When Cortes Island resident Karen J. (she requested her last name not be revealed due to privacy concerns surrounding her family) received news of her son’s death in April 2021, she called Verschuur, who was just wrapping up the final paperwork on approving the green burial plot. “Originally, I thought I was going to have him cremated,” she told The Daily Beast. “But then I had this nightmare, and I saw this huge industrial gas furnace going and it just put me back to the Holocaust, and I felt that ‘No, I can’t do the cremation.’ I was interested in natural burial because the person is buried in natural materials, whether it's a wooden coffin, or in my son's case, shrouded in cotton sheets. It's all about decomposing naturally and restoring it to the earth.”

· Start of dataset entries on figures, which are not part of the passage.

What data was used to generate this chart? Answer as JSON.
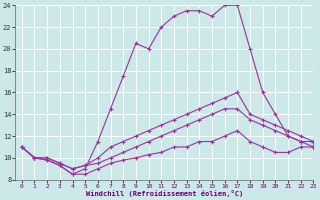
{
  "xlabel": "Windchill (Refroidissement éolien,°C)",
  "bg_color": "#cce8e8",
  "grid_color": "#aacccc",
  "line_color": "#993399",
  "x": [
    0,
    1,
    2,
    3,
    4,
    5,
    6,
    7,
    8,
    9,
    10,
    11,
    12,
    13,
    14,
    15,
    16,
    17,
    18,
    19,
    20,
    21,
    22,
    23
  ],
  "line1": [
    11.0,
    10.0,
    9.8,
    9.3,
    8.5,
    9.0,
    11.5,
    14.5,
    17.5,
    20.5,
    20.0,
    22.0,
    23.0,
    23.5,
    23.5,
    23.0,
    24.0,
    24.0,
    20.0,
    16.0,
    14.0,
    12.0,
    11.5,
    11.0
  ],
  "line2": [
    11.0,
    10.0,
    10.0,
    9.5,
    9.0,
    9.3,
    10.0,
    11.0,
    11.5,
    12.0,
    12.5,
    13.0,
    13.5,
    14.0,
    14.5,
    15.0,
    15.5,
    16.0,
    14.0,
    13.5,
    13.0,
    12.5,
    12.0,
    11.5
  ],
  "line3": [
    11.0,
    10.0,
    10.0,
    9.5,
    9.0,
    9.3,
    9.5,
    10.0,
    10.5,
    11.0,
    11.5,
    12.0,
    12.5,
    13.0,
    13.5,
    14.0,
    14.5,
    14.5,
    13.5,
    13.0,
    12.5,
    12.0,
    11.5,
    11.5
  ],
  "line4": [
    11.0,
    10.0,
    9.8,
    9.3,
    8.5,
    8.5,
    9.0,
    9.5,
    9.8,
    10.0,
    10.3,
    10.5,
    11.0,
    11.0,
    11.5,
    11.5,
    12.0,
    12.5,
    11.5,
    11.0,
    10.5,
    10.5,
    11.0,
    11.0
  ],
  "ylim": [
    8,
    24
  ],
  "xlim": [
    -0.5,
    23
  ],
  "yticks": [
    8,
    10,
    12,
    14,
    16,
    18,
    20,
    22,
    24
  ],
  "xticks": [
    0,
    1,
    2,
    3,
    4,
    5,
    6,
    7,
    8,
    9,
    10,
    11,
    12,
    13,
    14,
    15,
    16,
    17,
    18,
    19,
    20,
    21,
    22,
    23
  ]
}
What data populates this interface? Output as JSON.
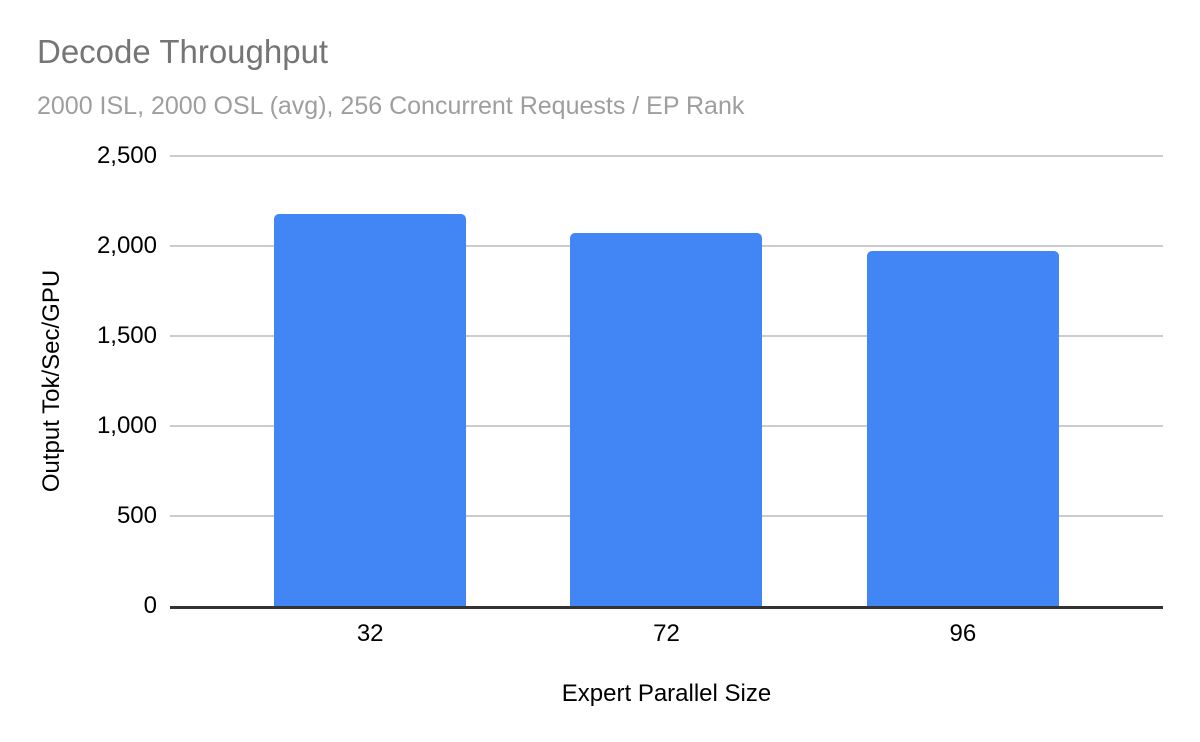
{
  "colors": {
    "bar": "#4285f4",
    "title_text": "#757575",
    "subtitle_text": "#9e9e9e",
    "gridline": "#cccccc",
    "axis_line": "#333333",
    "tick_text": "#000000"
  },
  "chart_data": {
    "type": "bar",
    "title": "Decode Throughput",
    "subtitle": "2000 ISL, 2000 OSL (avg), 256 Concurrent Requests / EP Rank",
    "xlabel": "Expert Parallel Size",
    "ylabel": "Output Tok/Sec/GPU",
    "categories": [
      "32",
      "72",
      "96"
    ],
    "values": [
      2180,
      2070,
      1970
    ],
    "ylim": [
      0,
      2500
    ],
    "ytick_step": 500,
    "ytick_labels": [
      "0",
      "500",
      "1,000",
      "1,500",
      "2,000",
      "2,500"
    ],
    "bar_color": "#4285f4",
    "grid": true,
    "legend_position": "none"
  }
}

Karen became directly involved in the preparation of her son’s body, an option that most people aren’t aware of. “The process of washing my son and wrapping him and then lowering him into the grave, and then shoveling the dirt on and filling up the hole; it was so very therapeutic. I am so grateful to have been able to do that preparation with my son. That was one of the biggest factors in I think healing in the grieving process. Because it was one final loving act that as a mother, I could do for my son.”
Verschuur echoed those same sentiments, and is looking forward to her own burial being one that can leave a positive impact, even if it’s modest. “I have taken so much from this Earth. When I die, I want my final act to be one where I give back.”